I am often asked the question about WHICH Microsoft technology to use when integrating systems, and it’s a very relevant question, as there are so many different technologies. The good news is that each does have its’ place – there is some overlap, and most of these can be shoehorned to do the other roles, but for the most part, it’s fairly clearcut.
First, a list of the technologies
Custom SOA Integration. Not an integration technology, you’re writing code….
“Online” integration, especially mobile
Message Queuing – high performance integration
Complex Event Processing
Of these, I have implemented a production version of all SSIS, SyncFramework, Service Broker, and dabbled in WCF during my dev. I’m currently prototyping a StreamInsight application, and I have never seen BizTalk.
So let’s start with what I’m not really familiar with, not co-incidentally the technologies not provided as part of the SQL stack.
BizTalk is a real-time, service integration. Do your apps talk to each other in a realtime manner? Are the data loads small? Do they need to go via HTTP? You may need BizTalk, but I have no idea how it helps you over coding a web service. But I’m sure it’s great. WCF of course will also give you options to use MSMQ as your comms channel, and the WCF over MSMQ vs Service Broker is one of the discussions that has real merit.
The choice, as I see is it, needs to be based on whether the channels will be consumed at a data layer or an application layer. If processing and actions are going to occur from the messages directly, then WCF/MSMQ is the correct channel. However, if the messages are going to be used in conjunction with other data, then Service Broker may be a better choice. But more on service broker soon.
SQL Server Integration Services, the successor to DTS, is the most used and most widely known of the Microsoft integration stack.
I have most commonly encountered it in loading data warehouses, in an ETL (Extract/Transform/Load) capacity, and this is its’ ideal scenario. Large data loads, relatively homogenous data (i.e. the structure does not change frequently), typically loading from flat files or databases, and definitively loading INTO databases, and more rarely, flat files.
While SSIS does support web services to some extent, it is not designed for this. It does include a “Script task” that lets you do anything you can do in C# or VB.NET (including loading custom assemblies), and this is typically how I query web services from SSIS.
SSIS provides a large array of data sources, and even more transforms, including various lookups, fuzzy matching, deduplication, and other tools, and is even more extended by third party tools. Notification of load status using email, SMS, web service call and other methods are all supported.
What it is NOT suited for is any type of real time integration, or integration with data sources whose structure is dynamic.
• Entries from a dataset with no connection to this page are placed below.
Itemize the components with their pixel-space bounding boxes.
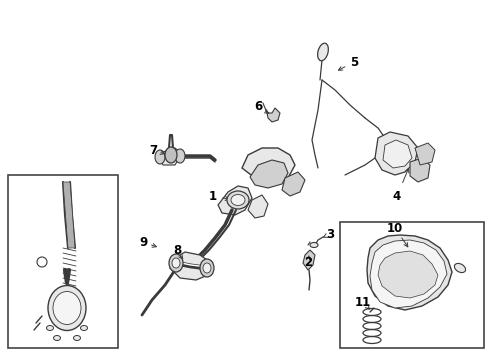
Polygon shape [247, 195, 267, 218]
Polygon shape [409, 158, 429, 182]
Polygon shape [242, 148, 294, 182]
Polygon shape [282, 172, 305, 196]
Polygon shape [160, 148, 180, 165]
Polygon shape [366, 235, 451, 310]
Polygon shape [374, 132, 417, 175]
Ellipse shape [155, 150, 164, 164]
Bar [8, 175, 118, 348]
Ellipse shape [81, 325, 87, 330]
Ellipse shape [200, 259, 214, 277]
Ellipse shape [169, 254, 183, 272]
Polygon shape [266, 108, 280, 122]
Ellipse shape [46, 325, 53, 330]
Ellipse shape [53, 292, 81, 324]
Ellipse shape [73, 336, 81, 341]
Polygon shape [303, 250, 314, 270]
Text: 2: 2 [304, 256, 311, 269]
Text: 3: 3 [325, 228, 333, 240]
Text: 10: 10 [386, 221, 402, 234]
Polygon shape [369, 240, 446, 308]
Polygon shape [249, 160, 287, 188]
Ellipse shape [203, 263, 210, 273]
Text: 5: 5 [349, 55, 357, 68]
Text: 4: 4 [392, 189, 400, 202]
Polygon shape [218, 186, 251, 215]
Text: 9: 9 [139, 235, 147, 248]
Ellipse shape [53, 336, 61, 341]
Bar [339, 222, 483, 348]
Polygon shape [382, 140, 411, 168]
Ellipse shape [226, 191, 248, 209]
Polygon shape [170, 252, 209, 280]
Text: 8: 8 [173, 244, 181, 257]
Text: 6: 6 [253, 100, 262, 113]
Polygon shape [63, 182, 75, 248]
Ellipse shape [172, 258, 180, 268]
Ellipse shape [453, 264, 465, 273]
Polygon shape [377, 251, 437, 298]
Ellipse shape [164, 147, 177, 163]
Ellipse shape [175, 149, 184, 163]
Ellipse shape [230, 194, 244, 206]
Ellipse shape [309, 243, 317, 248]
Text: 11: 11 [354, 296, 370, 309]
Ellipse shape [48, 285, 86, 330]
Text: 1: 1 [208, 189, 217, 202]
Text: 7: 7 [149, 144, 157, 157]
Ellipse shape [317, 43, 327, 61]
Polygon shape [414, 143, 434, 165]
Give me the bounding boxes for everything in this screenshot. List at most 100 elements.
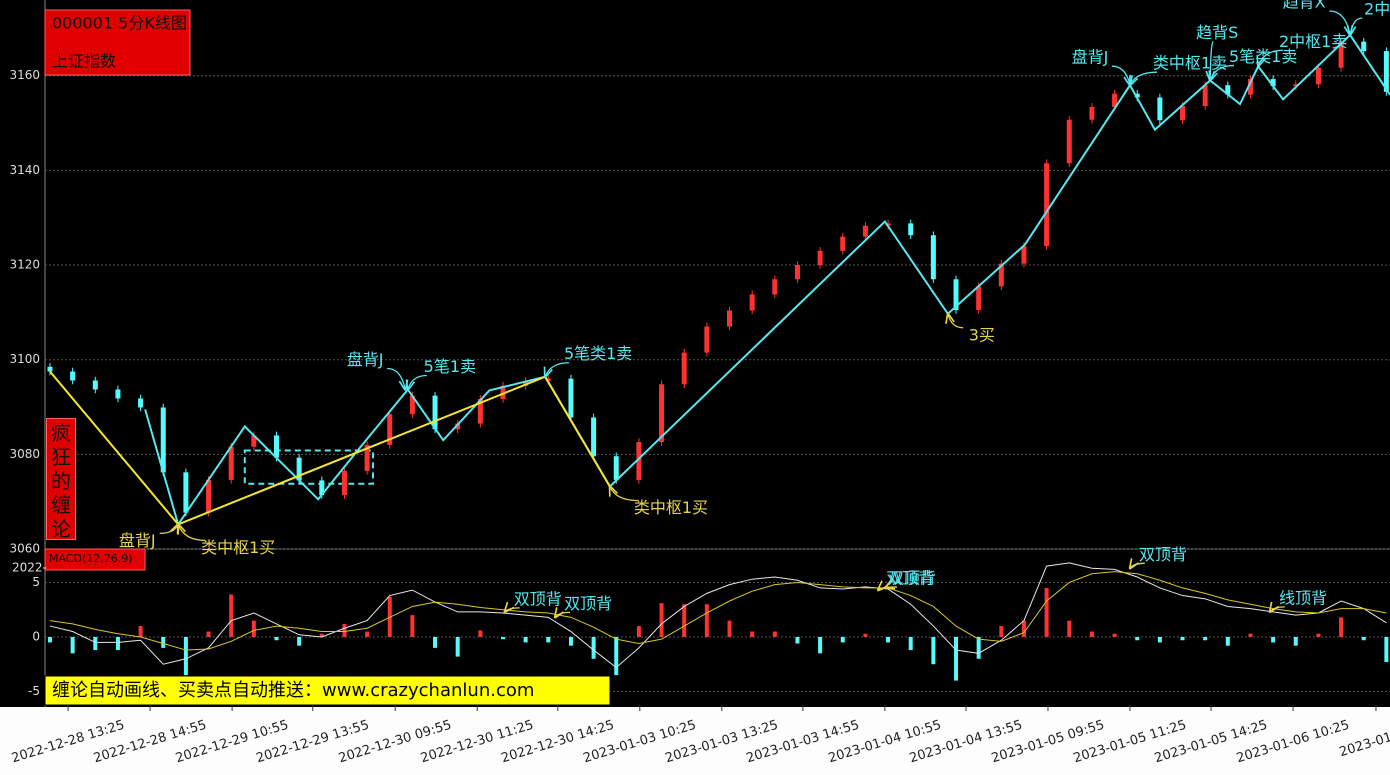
- macd-tick-label: 0: [32, 629, 40, 643]
- macd-bar: [1339, 617, 1344, 637]
- macd-bar: [863, 633, 868, 637]
- annotation-label: 双顶背: [886, 569, 934, 588]
- candle-body: [409, 395, 415, 415]
- macd-bar: [297, 636, 302, 646]
- annotation-arrow: [387, 367, 405, 390]
- annotation-label: 双顶背: [1139, 545, 1187, 564]
- macd-bar: [1293, 636, 1298, 646]
- y-tick-label: 3140: [9, 163, 40, 177]
- candle-body: [319, 480, 325, 496]
- pivot-zone: [243, 449, 374, 485]
- candle-body: [296, 457, 302, 481]
- annotation-label: 双顶背: [514, 589, 562, 608]
- annotation-label: 趋背S: [1196, 23, 1238, 42]
- annotation-arrow: [1130, 563, 1145, 568]
- candle-body: [681, 352, 687, 385]
- candle-body: [160, 407, 166, 473]
- candle-body: [1293, 84, 1299, 87]
- macd-bar: [138, 626, 143, 637]
- macd-bar: [704, 604, 709, 637]
- stroke-line: [609, 33, 1390, 488]
- candle-body: [659, 384, 665, 443]
- macd-bar: [274, 636, 279, 641]
- macd-bar: [976, 636, 981, 659]
- annotation-label: 盘背J: [119, 531, 156, 550]
- candle-body: [432, 395, 438, 430]
- candle-body: [92, 380, 98, 390]
- macd-bar: [1157, 636, 1162, 643]
- macd-bar: [1112, 633, 1117, 637]
- macd-bar: [161, 636, 166, 648]
- candle-body: [341, 470, 347, 496]
- annotation-arrow: [505, 608, 520, 612]
- annotation-label: 类中枢1买: [634, 498, 708, 517]
- candle-body: [1202, 85, 1208, 107]
- chart-title: 000001 5分K线图: [52, 14, 187, 33]
- candle-body: [1270, 79, 1276, 87]
- candle-body: [1180, 106, 1186, 121]
- macd-bar: [115, 636, 120, 651]
- annotation-label: 2中枢1卖: [1279, 32, 1347, 51]
- candle-body: [908, 223, 914, 236]
- annotation-label: 线顶背: [1279, 588, 1327, 607]
- macd-bar: [1135, 636, 1140, 641]
- macd-bar: [523, 636, 528, 643]
- macd-bar: [410, 615, 415, 637]
- macd-bar: [614, 636, 619, 676]
- annotation-label: 盘背J: [347, 350, 384, 369]
- y-tick-label: 3080: [9, 447, 40, 461]
- annotation-label: 趋背X: [1283, 0, 1326, 12]
- annotation-arrow: [610, 487, 638, 502]
- macd-bar: [1384, 636, 1389, 663]
- macd-bar: [568, 636, 573, 646]
- macd-bar: [1248, 633, 1253, 637]
- macd-bar: [365, 631, 370, 637]
- candle-body: [523, 380, 529, 386]
- annotation-arrow: [178, 524, 206, 542]
- macd-bar: [682, 604, 687, 637]
- macd-bar: [70, 636, 75, 654]
- macd-bar: [659, 603, 664, 637]
- macd-bar: [1271, 636, 1276, 643]
- macd-bar: [1089, 631, 1094, 637]
- candle-body: [183, 472, 189, 513]
- macd-bar: [1361, 636, 1366, 641]
- annotation-label: 类中枢1卖: [1153, 54, 1227, 73]
- annotation-label: 双顶背: [888, 568, 936, 587]
- annotation-label: 3买: [969, 325, 995, 344]
- macd-bar: [1225, 636, 1230, 646]
- candle-body: [636, 442, 642, 480]
- candle-body: [455, 423, 461, 430]
- chart-subtitle: 上证指数: [52, 52, 116, 71]
- macd-bar: [342, 623, 347, 637]
- title-box: [44, 9, 191, 76]
- macd-title: MACD(12,26,9): [49, 552, 133, 565]
- candle-body: [1383, 51, 1389, 92]
- macd-bar: [93, 636, 98, 651]
- annotation-arrow: [1258, 49, 1283, 66]
- candle-body: [976, 286, 982, 310]
- macd-bar: [818, 636, 823, 654]
- annotation-label: 2中: [1364, 0, 1390, 19]
- candle-body: [228, 446, 234, 480]
- candle-body: [1066, 119, 1072, 164]
- annotation-arrow: [948, 314, 964, 329]
- footer-box: [44, 675, 611, 706]
- macd-dea-line: [49, 571, 1387, 651]
- candle-body: [1361, 41, 1367, 52]
- side-label: 疯狂的缠论: [46, 418, 76, 541]
- candle-body: [251, 435, 257, 447]
- macd-bar: [1067, 620, 1072, 637]
- macd-bar: [1021, 620, 1026, 637]
- macd-bar: [47, 636, 52, 643]
- annotation-arrow: [555, 612, 570, 617]
- candle-body: [1021, 246, 1027, 264]
- candle-body: [930, 235, 936, 280]
- annotation-arrow: [1210, 64, 1235, 80]
- candle-body: [545, 378, 551, 381]
- macd-bar: [546, 636, 551, 643]
- candle-body: [387, 414, 393, 445]
- macd-bar: [183, 636, 188, 676]
- candle-body: [998, 263, 1004, 287]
Also, in most use cases, it is a one-way integration, although of course, one could implement both directions.
Skill Pre-Requisites: T-SQL, SSIS
Overlaps: Not really
Example Application: Data Warehouse, Scheduled Integration between OLTP systems
Microsoft Sync Framework is designed for distributed and occasionally connected application architecture.
A great example is a field engineer with a mobile device, using an app which will make updates on the local DB, and have them sync’d automatically to the main DB when connectivity is available.
The Sync Framework allows for 2 way integration of a database, by default SQL Server and SQL Server Compact (if you are using an Express or higher edition on the mobile device, a little more work is required), and handles resolution conflicts when updates are made on both the mobile as well as the central DB. And of course, multiple mobile devices are totally supported, and the update code itself can run on either the mobile or the central server (there are performance trade-offs concerning what goes over the wire)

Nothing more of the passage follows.